Paul Ryan was picked for some reason as the vice presidential candidate on Mitt Romney’s GOP ticket. Ryan is the same douche bag who wrote a budget plan that would turn Medicare into a voucher system. Why did Romney put the senior citizen vote, one of the last groups who would vote Republican, into play for 2012?
Here are the facts about Paul Ryan and Medicare:
Let me see if I can’t make this so simple, even corporate journalists can understand. The average 65-year-old person gets Medicare Part A for free, and pays $96.40 a month for Medicare Part B. Then they pay $10-50 a month for prescription coverage, depending on which Medicare Part D coverage they buy. Okay, so most people pay no more than $150 a month for insurance that covers most things. Then they buy “medigap” insurance for the things that aren’t covered by Part A. That runs $500 and up annually.
If you buy all those policies, you’re covered. No worries about “what if.”

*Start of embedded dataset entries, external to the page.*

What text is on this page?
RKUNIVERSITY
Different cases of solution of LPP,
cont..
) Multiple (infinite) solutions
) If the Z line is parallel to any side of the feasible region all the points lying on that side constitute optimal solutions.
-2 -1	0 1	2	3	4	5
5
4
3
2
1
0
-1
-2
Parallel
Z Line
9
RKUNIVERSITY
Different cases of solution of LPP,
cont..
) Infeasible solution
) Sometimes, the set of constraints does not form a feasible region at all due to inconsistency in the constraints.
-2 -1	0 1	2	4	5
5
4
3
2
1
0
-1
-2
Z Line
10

And what does the Ryan proposal offer? Basically, it’s a coupon. Instead of covering you for all those things, it pays a fixed amount — and anything over that is your problem. People who aren’t network news anchors or high-profile columnists don’t make enough money to pay for what the Ryan proposal doesn’t cover, and as a result, seniors won’t get the medical care they need and some of them will die as a result.
Here is a more wonkish look at the Paul Ryan Medicare idea:
These plans get at the basic disagreement between Democrats and Republicans on Medicare. Democrats believe the best way to reform Medicare is to leave the program intact but vastly strengthen its ability to pay for quality. Republicans believe the best way to reform Medicare is to fracture the system between private plans and traditional Medicare and let competition do its work.
It’s worth saying there’s no particularly good evidence for either option. Competition hasn’t worked very well in the health-care system. Indeed, Medicare currently includes private options through the Medicare Advantage program. The idea was these private, managed-care alternatives would be cheaper than traditional Medicare. As it turned out, they ended up costing about 20 percent more.
As for the pay-for-quality revolution that the Obama administration envisions, that hasn’t been proven at Medicare’s scale, either.
The point is that Ryan’s idea hasn’t worked and Obama’s plan may not work but the Patient Protection and Affordable Care Act doesn’t cut benefits like the Ryan plan does.
Medicare and Social Security aren’t give aways. People paid into them when they were working with the promise of getting that money back when they retired.
What does Paul Ryan want to so with the money freed up by giving us a coupon that won’t keep up with the cost of health care?
Tax cuts for the 1% of course while adding to the tax burden of the middle class and poor.
So who is going to tell Grandma that Paul Ryan wants her to die?